His immediate basic needs met, he was theoretically free to aspire to
something other than inner-city poverty, it’s just that he chose to believe
that the ‘better life’ suggested to him is not good enough for him. If
Audrey grew up in grinding poverty in a two-up, two-down with an outside
toilet, sharing a bed with three siblings and with nothing to hope for in life
but early marriage to a man working six days a week at the same factory as his
dad and his granddad before him, spent and exhausted at 45 from hard work and
cold and bad food; or seeing her children die in infancy from respiratory
disease from the damp, or fevers which spread like wildfire in the cramped, unsanitary
conditions or just never managing to thrive in a world where there is never, never
quite enough for everyone, can she be blamed for her need for comfort, for
peace, for predictability?
How dare Renton sneer at her ‘sitting on that couch watching mind-numbing spirit-crushing game shows,
stuffing f**king junk food into [her] mouth’ when that comfortable couch and
more than enough to eat and her own television represent wonders beyond
Audrey’s wildest childhood dreams? How dare Renton squander the
advantages he has been given? Give up on aspiration and responsibility
and making something of the privileges he takes so much for granted?

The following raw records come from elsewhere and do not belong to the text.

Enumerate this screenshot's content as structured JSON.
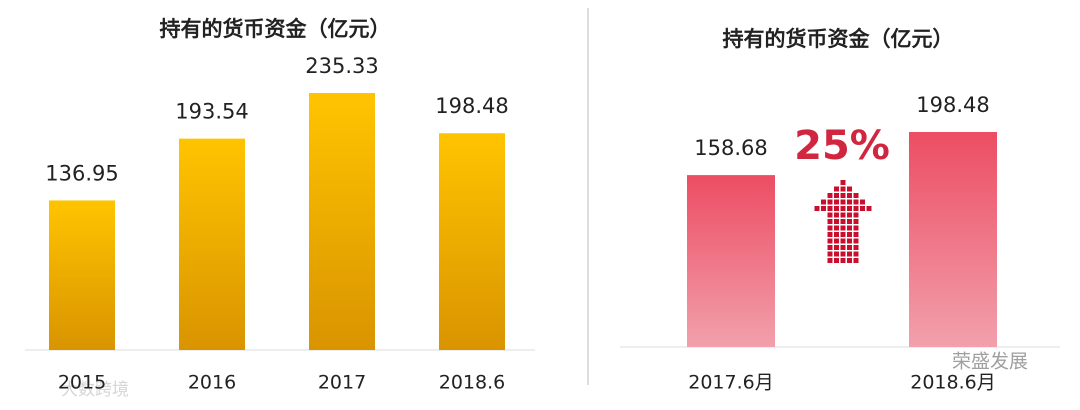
{
  "chart_data": [
    {
      "type": "bar",
      "title": "持有的货币资金（亿元）",
      "categories": [
        "2015",
        "2016",
        "2017",
        "2018.6"
      ],
      "values": [
        136.95,
        193.54,
        235.33,
        198.48
      ],
      "color": "#f2b300"
    },
    {
      "type": "bar",
      "title": "持有的货币资金（亿元）",
      "categories": [
        "2017.6月",
        "2018.6月"
      ],
      "values": [
        158.68,
        198.48
      ],
      "color": "#e8455c",
      "annotation": "25%"
    }
  ],
  "watermarks": [
    "荣盛发展",
    "大数跨境"
  ]
}
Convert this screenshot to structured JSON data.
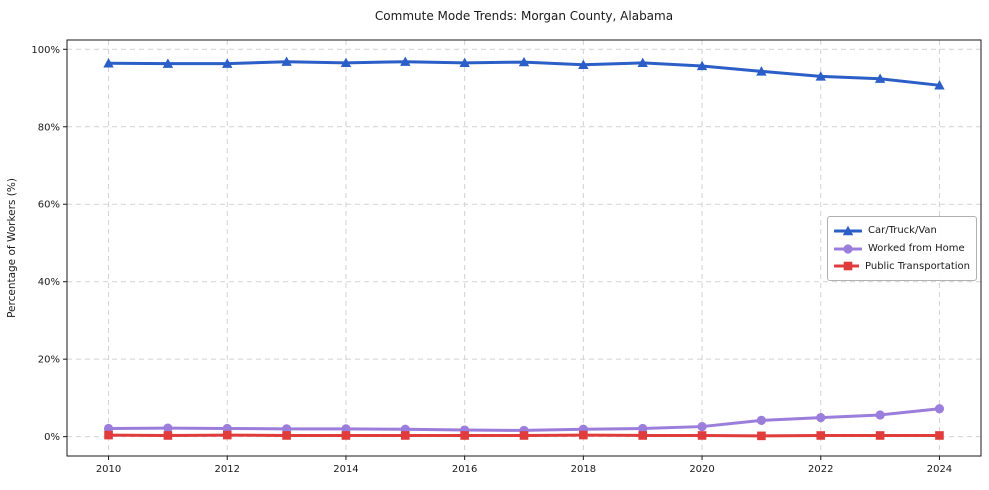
{
  "chart_data": {
    "type": "line",
    "title": "Commute Mode Trends: Morgan County, Alabama",
    "xlabel": "",
    "ylabel": "Percentage of Workers (%)",
    "x": [
      2010,
      2011,
      2012,
      2013,
      2014,
      2015,
      2016,
      2017,
      2018,
      2019,
      2020,
      2021,
      2022,
      2023,
      2024
    ],
    "series": [
      {
        "name": "Car/Truck/Van",
        "color": "#2b5fc7",
        "marker": "triangle",
        "values": [
          96.4,
          96.3,
          96.3,
          96.8,
          96.5,
          96.8,
          96.5,
          96.7,
          96.0,
          96.5,
          95.7,
          94.3,
          93.0,
          92.4,
          90.7
        ]
      },
      {
        "name": "Worked from Home",
        "color": "#9b7ddb",
        "marker": "circle",
        "values": [
          2.1,
          2.2,
          2.1,
          2.0,
          2.0,
          1.9,
          1.7,
          1.6,
          1.9,
          2.1,
          2.6,
          4.2,
          4.9,
          5.6,
          7.2
        ]
      },
      {
        "name": "Public Transportation",
        "color": "#e03c3c",
        "marker": "square",
        "values": [
          0.4,
          0.3,
          0.4,
          0.3,
          0.3,
          0.3,
          0.3,
          0.3,
          0.4,
          0.3,
          0.3,
          0.2,
          0.3,
          0.3,
          0.3
        ]
      }
    ],
    "x_ticks": [
      {
        "value": 2010,
        "label": "2010"
      },
      {
        "value": 2012,
        "label": "2012"
      },
      {
        "value": 2014,
        "label": "2014"
      },
      {
        "value": 2016,
        "label": "2016"
      },
      {
        "value": 2018,
        "label": "2018"
      },
      {
        "value": 2020,
        "label": "2020"
      },
      {
        "value": 2022,
        "label": "2022"
      },
      {
        "value": 2024,
        "label": "2024"
      }
    ],
    "y_ticks": [
      {
        "value": 0,
        "label": "0%"
      },
      {
        "value": 20,
        "label": "20%"
      },
      {
        "value": 40,
        "label": "40%"
      },
      {
        "value": 60,
        "label": "60%"
      },
      {
        "value": 80,
        "label": "80%"
      },
      {
        "value": 100,
        "label": "100%"
      }
    ],
    "xlim": [
      2009.3,
      2024.7
    ],
    "ylim": [
      -5,
      102.4
    ],
    "grid": true,
    "grid_style": "dashed",
    "legend_position": "center-right"
  }
}
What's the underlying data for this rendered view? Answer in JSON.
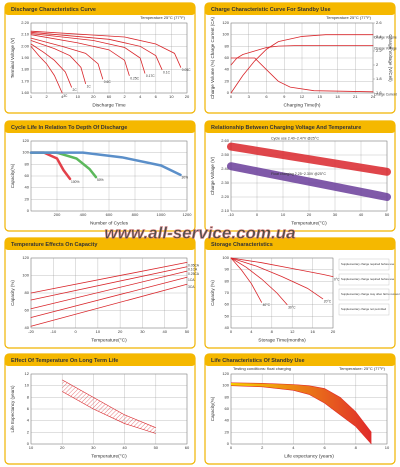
{
  "watermark": "www.all-service.com.ua",
  "chart_data": [
    {
      "type": "line",
      "title": "Discharge Characteristics Curve",
      "xlabel": "Discharge Time",
      "ylabel": "Terminal Voltage (V)",
      "annotations": [
        "Temperature 25°C (77°F)"
      ],
      "grid": true,
      "xlim": [
        0,
        10
      ],
      "xticks": [
        {
          "value": 0,
          "label": "1"
        },
        {
          "value": 1,
          "label": "2"
        },
        {
          "value": 2,
          "label": "4"
        },
        {
          "value": 3,
          "label": "10"
        },
        {
          "value": 4,
          "label": "20"
        },
        {
          "value": 5,
          "label": "60"
        },
        {
          "value": 6,
          "label": "2"
        },
        {
          "value": 7,
          "label": "4"
        },
        {
          "value": 8,
          "label": "6"
        },
        {
          "value": 9,
          "label": "10"
        },
        {
          "value": 10,
          "label": "20"
        }
      ],
      "ylim": [
        1.6,
        2.2
      ],
      "yticks": [
        {
          "value": 1.6,
          "label": "1.60"
        },
        {
          "value": 1.7,
          "label": "1.70"
        },
        {
          "value": 1.8,
          "label": "1.80"
        },
        {
          "value": 1.9,
          "label": "1.90"
        },
        {
          "value": 2,
          "label": "2.00"
        },
        {
          "value": 2.1,
          "label": "2.10"
        },
        {
          "value": 2.2,
          "label": "2.20"
        }
      ],
      "series": [
        {
          "name": "3C",
          "color": "#d9262b",
          "x": [
            0,
            0.5,
            1,
            1.5,
            2
          ],
          "values": [
            2.0,
            1.92,
            1.85,
            1.75,
            1.6
          ]
        },
        {
          "name": "2C",
          "color": "#d9262b",
          "x": [
            0,
            0.8,
            1.5,
            2.2,
            2.6
          ],
          "values": [
            2.02,
            1.95,
            1.88,
            1.78,
            1.65
          ]
        },
        {
          "name": "1C",
          "color": "#d9262b",
          "x": [
            0,
            1.5,
            2.5,
            3.2,
            3.5
          ],
          "values": [
            2.05,
            1.98,
            1.92,
            1.82,
            1.68
          ]
        },
        {
          "name": "0.6C",
          "color": "#d9262b",
          "x": [
            0,
            2,
            3.5,
            4.3,
            4.6
          ],
          "values": [
            2.07,
            2.0,
            1.94,
            1.85,
            1.72
          ]
        },
        {
          "name": "0.25C",
          "color": "#d9262b",
          "x": [
            0,
            3,
            5,
            6,
            6.3
          ],
          "values": [
            2.1,
            2.03,
            1.97,
            1.88,
            1.75
          ]
        },
        {
          "name": "0.17C",
          "color": "#d9262b",
          "x": [
            0,
            4,
            6,
            7,
            7.3
          ],
          "values": [
            2.11,
            2.05,
            1.99,
            1.9,
            1.77
          ]
        },
        {
          "name": "0.1C",
          "color": "#d9262b",
          "x": [
            0,
            5,
            7,
            8,
            8.4
          ],
          "values": [
            2.12,
            2.06,
            2.0,
            1.92,
            1.8
          ]
        },
        {
          "name": "0.05C",
          "color": "#d9262b",
          "x": [
            0,
            6,
            8,
            9.2,
            9.6
          ],
          "values": [
            2.13,
            2.08,
            2.02,
            1.94,
            1.82
          ]
        }
      ]
    },
    {
      "type": "line",
      "title": "Charge Characteristic Curve For Standby Use",
      "xlabel": "Charging Time(h)",
      "ylabel": "Charge Volume (%) Charge Current (CA)",
      "y2label": "Charge Voltage (V/Cell)",
      "annotations": [
        "Temperature 25°C (77°F)"
      ],
      "grid": true,
      "xlim": [
        0,
        24
      ],
      "xticks": [
        0,
        3,
        6,
        9,
        12,
        15,
        18,
        21,
        24
      ],
      "ylim": [
        0,
        120
      ],
      "yticks": [
        0,
        20,
        40,
        60,
        80,
        100,
        120
      ],
      "y2lim": [
        1.6,
        2.6
      ],
      "y2ticks": [
        1.6,
        1.8,
        2,
        2.2,
        2.4,
        2.6
      ],
      "series": [
        {
          "name": "Charge Volume",
          "color": "#d9262b",
          "x": [
            0,
            2,
            4,
            6,
            8,
            12,
            16,
            20,
            24
          ],
          "values": [
            0,
            30,
            55,
            75,
            88,
            97,
            100,
            100,
            100
          ]
        },
        {
          "name": "Charge Voltage",
          "color": "#d9262b",
          "axis": "y2",
          "x": [
            0,
            1,
            2,
            4,
            6,
            8,
            12,
            24
          ],
          "values": [
            2.0,
            2.1,
            2.15,
            2.2,
            2.25,
            2.27,
            2.28,
            2.28
          ]
        },
        {
          "name": "Charge Current",
          "color": "#d9262b",
          "x": [
            0,
            4,
            6,
            8,
            10,
            14,
            24
          ],
          "values": [
            60,
            60,
            40,
            20,
            10,
            4,
            2
          ]
        }
      ]
    },
    {
      "type": "line",
      "title": "Cycle Life In Relation To Depth Of Discharge",
      "xlabel": "Number of Cycles",
      "ylabel": "Capacity(%)",
      "grid": true,
      "xlim": [
        0,
        1200
      ],
      "xticks": [
        200,
        400,
        600,
        800,
        1000,
        1200
      ],
      "ylim": [
        0,
        120
      ],
      "yticks": [
        0,
        20,
        40,
        60,
        80,
        100,
        120
      ],
      "series": [
        {
          "name": "100%",
          "color": "#e3414a",
          "width": 2.5,
          "x": [
            0,
            100,
            200,
            250,
            300
          ],
          "values": [
            100,
            100,
            90,
            70,
            55
          ]
        },
        {
          "name": "50%",
          "color": "#5cb85c",
          "width": 2.5,
          "x": [
            0,
            200,
            350,
            450,
            500
          ],
          "values": [
            100,
            100,
            90,
            72,
            58
          ]
        },
        {
          "name": "30%",
          "color": "#5b8fc9",
          "width": 2.5,
          "x": [
            0,
            400,
            700,
            1000,
            1150
          ],
          "values": [
            100,
            100,
            92,
            78,
            62
          ]
        }
      ]
    },
    {
      "type": "line",
      "title": "Relationship Between Charging Voltage And Temperature",
      "xlabel": "Temperature(°C)",
      "ylabel": "Charge Voltage (V)",
      "grid": true,
      "xlim": [
        -10,
        50
      ],
      "xticks": [
        -10,
        0,
        10,
        20,
        30,
        40,
        50
      ],
      "ylim": [
        2.1,
        2.6
      ],
      "yticks": [
        {
          "value": 2.1,
          "label": "2.10"
        },
        {
          "value": 2.2,
          "label": "2.20"
        },
        {
          "value": 2.3,
          "label": "2.30"
        },
        {
          "value": 2.4,
          "label": "2.40"
        },
        {
          "value": 2.5,
          "label": "2.50"
        },
        {
          "value": 2.6,
          "label": "2.60"
        }
      ],
      "series": [
        {
          "name": "Cycle use 2.40~2.47V @25°C",
          "color": "#d9262b",
          "width": 8,
          "x": [
            -10,
            50
          ],
          "values": [
            2.56,
            2.38
          ]
        },
        {
          "name": "Float charging 2.25~2.30V @25°C",
          "color": "#6a3d9a",
          "width": 8,
          "x": [
            -10,
            50
          ],
          "values": [
            2.42,
            2.2
          ]
        }
      ]
    },
    {
      "type": "line",
      "title": "Temperature Effects On Capacity",
      "xlabel": "Temperature(°C)",
      "ylabel": "Capacity (%)",
      "grid": true,
      "xlim": [
        -20,
        50
      ],
      "xticks": [
        -20,
        -10,
        0,
        10,
        20,
        30,
        40,
        50
      ],
      "ylim": [
        40,
        120
      ],
      "yticks": [
        40,
        60,
        80,
        100,
        120
      ],
      "series": [
        {
          "name": "0.05CA",
          "color": "#d9262b",
          "x": [
            -20,
            50
          ],
          "values": [
            80,
            115
          ]
        },
        {
          "name": "0.1CA",
          "color": "#d9262b",
          "x": [
            -20,
            50
          ],
          "values": [
            72,
            110
          ]
        },
        {
          "name": "0.25CA",
          "color": "#d9262b",
          "x": [
            -20,
            50
          ],
          "values": [
            62,
            105
          ]
        },
        {
          "name": "1CA",
          "color": "#d9262b",
          "x": [
            -20,
            50
          ],
          "values": [
            52,
            98
          ]
        },
        {
          "name": "3CA",
          "color": "#d9262b",
          "x": [
            -20,
            50
          ],
          "values": [
            42,
            90
          ]
        }
      ]
    },
    {
      "type": "line",
      "title": "Storage Characteristics",
      "xlabel": "Storage Time(months)",
      "ylabel": "Capacity (%)",
      "grid": true,
      "xlim": [
        0,
        20
      ],
      "xticks": [
        0,
        4,
        8,
        12,
        16,
        20
      ],
      "ylim": [
        40,
        100
      ],
      "yticks": [
        40,
        50,
        60,
        70,
        80,
        90,
        100
      ],
      "notes": [
        "Supplementary charge required before use",
        "Supplementary charge required before use",
        "Supplementary charge may often fail to recover",
        "Supplementary charge not permitted"
      ],
      "series": [
        {
          "name": "40°C",
          "color": "#d9262b",
          "x": [
            0,
            2,
            4,
            6
          ],
          "values": [
            100,
            90,
            78,
            62
          ]
        },
        {
          "name": "30°C",
          "color": "#d9262b",
          "x": [
            0,
            3,
            6,
            9,
            11
          ],
          "values": [
            100,
            92,
            82,
            70,
            60
          ]
        },
        {
          "name": "20°C",
          "color": "#d9262b",
          "x": [
            0,
            5,
            10,
            15,
            18
          ],
          "values": [
            100,
            93,
            84,
            74,
            65
          ]
        },
        {
          "name": "0°C",
          "color": "#d9262b",
          "x": [
            0,
            6,
            12,
            18,
            20
          ],
          "values": [
            100,
            96,
            91,
            86,
            84
          ]
        }
      ]
    },
    {
      "type": "band",
      "title": "Effect Of Temperature On Long Term Life",
      "xlabel": "Temperature(°C)",
      "ylabel": "Life Expectancy (years)",
      "grid": true,
      "xlim": [
        10,
        60
      ],
      "xticks": [
        10,
        20,
        30,
        40,
        50,
        60
      ],
      "ylim": [
        0,
        12
      ],
      "yticks": [
        0,
        2,
        4,
        6,
        8,
        10,
        12
      ],
      "color": "#d9262b",
      "x": [
        20,
        30,
        40,
        50
      ],
      "high": [
        11,
        8,
        5,
        2.8
      ],
      "low": [
        9,
        6,
        3.5,
        1.8
      ]
    },
    {
      "type": "band",
      "title": "Life Characteristics Of Standby Use",
      "xlabel": "Life expectancy (years)",
      "ylabel": "Capacity(%)",
      "grid": true,
      "annotations": [
        "Testing conditions: float charging",
        "Temperature: 25°C (77°F)"
      ],
      "xlim": [
        0,
        10
      ],
      "xticks": [
        0,
        2,
        4,
        6,
        8,
        10
      ],
      "ylim": [
        0,
        120
      ],
      "yticks": [
        0,
        20,
        40,
        60,
        80,
        100,
        120
      ],
      "colors": [
        "#f6d000",
        "#e02b2b"
      ],
      "x": [
        0,
        2,
        4,
        5,
        6,
        7,
        8,
        9
      ],
      "high": [
        105,
        104,
        102,
        100,
        95,
        80,
        55,
        20
      ],
      "low": [
        100,
        98,
        92,
        85,
        70,
        50,
        30,
        0
      ]
    }
  ]
}
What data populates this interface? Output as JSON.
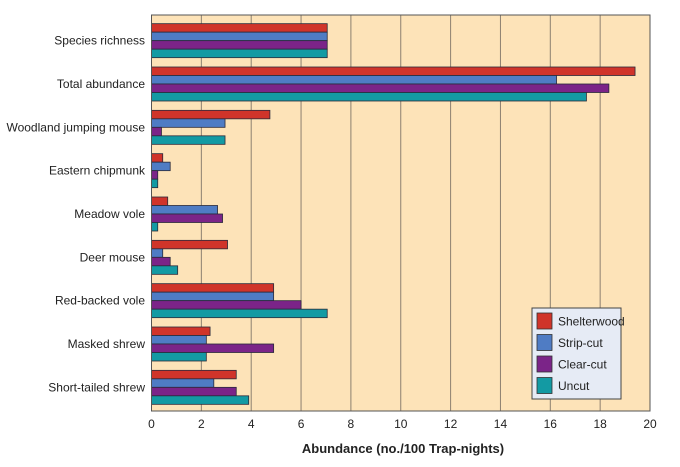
{
  "chart_data": {
    "type": "bar",
    "orientation": "horizontal",
    "title": "",
    "xlabel": "Abundance (no./100 Trap-nights)",
    "ylabel": "",
    "xlim": [
      0,
      20
    ],
    "xticks": [
      0,
      2,
      4,
      6,
      8,
      10,
      12,
      14,
      16,
      18,
      20
    ],
    "grid": true,
    "legend_position": "bottom-right",
    "categories": [
      "Species richness",
      "Total abundance",
      "Woodland jumping mouse",
      "Eastern chipmunk",
      "Meadow vole",
      "Deer mouse",
      "Red-backed vole",
      "Masked shrew",
      "Short-tailed shrew"
    ],
    "series": [
      {
        "name": "Shelterwood",
        "color": "#d0342a",
        "values": [
          7.05,
          19.4,
          4.75,
          0.45,
          0.65,
          3.05,
          4.9,
          2.35,
          3.4
        ]
      },
      {
        "name": "Strip-cut",
        "color": "#4f7cc4",
        "values": [
          7.05,
          16.25,
          2.95,
          0.75,
          2.65,
          0.45,
          4.9,
          2.2,
          2.5
        ]
      },
      {
        "name": "Clear-cut",
        "color": "#7b2488",
        "values": [
          7.05,
          18.35,
          0.4,
          0.25,
          2.85,
          0.75,
          6.0,
          4.9,
          3.4
        ]
      },
      {
        "name": "Uncut",
        "color": "#139aa3",
        "values": [
          7.05,
          17.45,
          2.95,
          0.25,
          0.25,
          1.05,
          7.05,
          2.2,
          3.9
        ]
      }
    ]
  },
  "colors": {
    "plot_bg": "#fde3b8",
    "grid": "#8c8070",
    "legend_bg": "#e6ebf5"
  }
}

Or is Renton right? Have they
both, in fact, been sold; their potential for uniqueness stifled by the only
aspiration available being the aspiration of being just like everyone else?
In the deprivations given Audrey and the advantages given Renton, the
missing element is the confidence in a world where personal aspirations are
valued and where individuality is not only tolerated but encouraged.
What if the real poverty is not that
of the lack of comfort and safety, but of hope?